It is imperative that we breed new varieties of plants to make agriculture more sustainable, given increasing food demand and a warming climate. Until recently, mutations and classical breeding techniques were sufficient to breed new varieties. At the end of the 20th century, tissue culture, gene transfer and other molecular biologic developments entered the picture.
In the past decade, a variation on mutation has emerged. We now see thousands of new plant varieties that were bread using artificial mutation with X or gamma rays or colchicine application. A mutation is a spontaneous or purposeful change in one of the genes of a living organism.

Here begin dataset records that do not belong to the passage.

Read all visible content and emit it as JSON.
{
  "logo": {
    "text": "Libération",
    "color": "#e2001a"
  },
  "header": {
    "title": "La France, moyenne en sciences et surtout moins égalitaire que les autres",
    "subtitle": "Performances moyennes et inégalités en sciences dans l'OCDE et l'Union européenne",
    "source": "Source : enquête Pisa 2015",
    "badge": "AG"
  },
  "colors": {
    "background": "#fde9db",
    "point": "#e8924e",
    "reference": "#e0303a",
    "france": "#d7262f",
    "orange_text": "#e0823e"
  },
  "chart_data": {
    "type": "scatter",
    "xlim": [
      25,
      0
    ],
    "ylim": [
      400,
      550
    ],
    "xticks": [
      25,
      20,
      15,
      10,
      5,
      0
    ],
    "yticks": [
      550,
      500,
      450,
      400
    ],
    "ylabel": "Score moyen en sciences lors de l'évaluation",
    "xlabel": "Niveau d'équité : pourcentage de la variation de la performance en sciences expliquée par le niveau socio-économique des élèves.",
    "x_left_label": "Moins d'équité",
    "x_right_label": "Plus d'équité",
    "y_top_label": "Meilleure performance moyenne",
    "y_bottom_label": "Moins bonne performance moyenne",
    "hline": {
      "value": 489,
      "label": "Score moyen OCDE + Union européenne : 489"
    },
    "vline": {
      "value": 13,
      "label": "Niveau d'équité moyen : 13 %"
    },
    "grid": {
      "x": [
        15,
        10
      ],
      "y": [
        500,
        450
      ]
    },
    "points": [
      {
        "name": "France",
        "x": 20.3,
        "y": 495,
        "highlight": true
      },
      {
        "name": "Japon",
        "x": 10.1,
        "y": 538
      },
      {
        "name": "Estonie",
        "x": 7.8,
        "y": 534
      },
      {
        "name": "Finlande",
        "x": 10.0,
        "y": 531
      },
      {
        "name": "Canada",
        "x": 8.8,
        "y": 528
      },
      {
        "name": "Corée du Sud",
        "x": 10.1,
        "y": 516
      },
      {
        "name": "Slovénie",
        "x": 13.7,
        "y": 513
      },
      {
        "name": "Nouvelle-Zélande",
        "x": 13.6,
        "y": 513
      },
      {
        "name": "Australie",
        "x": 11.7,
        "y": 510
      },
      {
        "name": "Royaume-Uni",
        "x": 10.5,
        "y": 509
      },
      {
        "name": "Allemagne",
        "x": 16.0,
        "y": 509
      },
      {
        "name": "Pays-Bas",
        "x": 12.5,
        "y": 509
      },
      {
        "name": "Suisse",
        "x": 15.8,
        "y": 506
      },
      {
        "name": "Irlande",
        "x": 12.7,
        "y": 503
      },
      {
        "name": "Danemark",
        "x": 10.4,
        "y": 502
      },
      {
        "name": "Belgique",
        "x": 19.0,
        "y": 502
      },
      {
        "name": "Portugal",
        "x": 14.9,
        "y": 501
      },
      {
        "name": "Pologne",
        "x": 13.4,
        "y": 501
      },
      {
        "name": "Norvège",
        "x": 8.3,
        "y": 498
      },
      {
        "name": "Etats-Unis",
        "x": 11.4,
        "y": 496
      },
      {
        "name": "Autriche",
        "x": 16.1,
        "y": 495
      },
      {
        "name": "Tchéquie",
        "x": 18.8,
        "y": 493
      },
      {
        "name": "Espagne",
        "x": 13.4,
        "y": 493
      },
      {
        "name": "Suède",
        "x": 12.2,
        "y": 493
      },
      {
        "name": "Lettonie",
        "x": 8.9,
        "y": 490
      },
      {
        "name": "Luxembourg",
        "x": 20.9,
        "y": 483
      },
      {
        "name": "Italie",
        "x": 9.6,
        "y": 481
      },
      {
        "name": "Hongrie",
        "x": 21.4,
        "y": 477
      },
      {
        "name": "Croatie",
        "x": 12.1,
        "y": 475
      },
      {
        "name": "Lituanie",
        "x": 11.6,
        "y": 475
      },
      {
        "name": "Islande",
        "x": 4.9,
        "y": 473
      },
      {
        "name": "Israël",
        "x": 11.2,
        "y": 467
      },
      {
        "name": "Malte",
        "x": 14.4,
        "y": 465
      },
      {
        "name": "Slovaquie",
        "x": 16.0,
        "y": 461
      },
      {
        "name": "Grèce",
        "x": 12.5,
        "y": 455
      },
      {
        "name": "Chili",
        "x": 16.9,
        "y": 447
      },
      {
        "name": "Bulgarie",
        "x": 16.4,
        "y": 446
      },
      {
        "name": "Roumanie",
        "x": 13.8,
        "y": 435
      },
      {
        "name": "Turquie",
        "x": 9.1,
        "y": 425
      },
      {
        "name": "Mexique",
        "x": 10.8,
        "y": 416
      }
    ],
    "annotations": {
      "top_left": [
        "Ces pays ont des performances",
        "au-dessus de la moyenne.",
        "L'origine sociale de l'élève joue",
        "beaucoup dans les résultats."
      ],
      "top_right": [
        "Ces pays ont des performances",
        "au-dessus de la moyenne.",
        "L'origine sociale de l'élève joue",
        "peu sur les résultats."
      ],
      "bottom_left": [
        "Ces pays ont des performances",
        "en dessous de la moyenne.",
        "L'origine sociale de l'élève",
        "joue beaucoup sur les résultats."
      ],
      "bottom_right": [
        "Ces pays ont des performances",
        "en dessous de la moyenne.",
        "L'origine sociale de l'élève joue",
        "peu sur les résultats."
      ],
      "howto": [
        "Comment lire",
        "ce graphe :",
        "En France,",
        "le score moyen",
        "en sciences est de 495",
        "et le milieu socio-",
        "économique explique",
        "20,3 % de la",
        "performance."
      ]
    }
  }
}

Since 2010, new plant varieties have been developed in molecular laboratories using new plant breeding techniques (NPBTs), including tilling, protoplast fusion, cisgenesis, oligonucleotide techniques, CRISPR-Cas9 and Talen, with CRISPR-Cas9 being more prominent than the rest.
With these methods, there is no transfer of a gene from a foreign species like there is with GMOs. On the contrary, new varieties are created by silencing the target gene with the help of transient DNA-cutting enzymes. These applications can increase or decrease the effect of a gene. We can call this process artificial micro-mutation. Naturally, these methods can be applied to plants with mapped genes.
What’s most interesting is that these methods do not require hundreds of millions of dollars for registration, as is the case with GMOs.
Therefore, gene-edited seeds can reach the marked faster than other varieties. Additionally, the cost of these techniques is only one tenth of GMO processes, resulting in easy variety development by small and medium-sized plant breeding companies, universities and public institutions.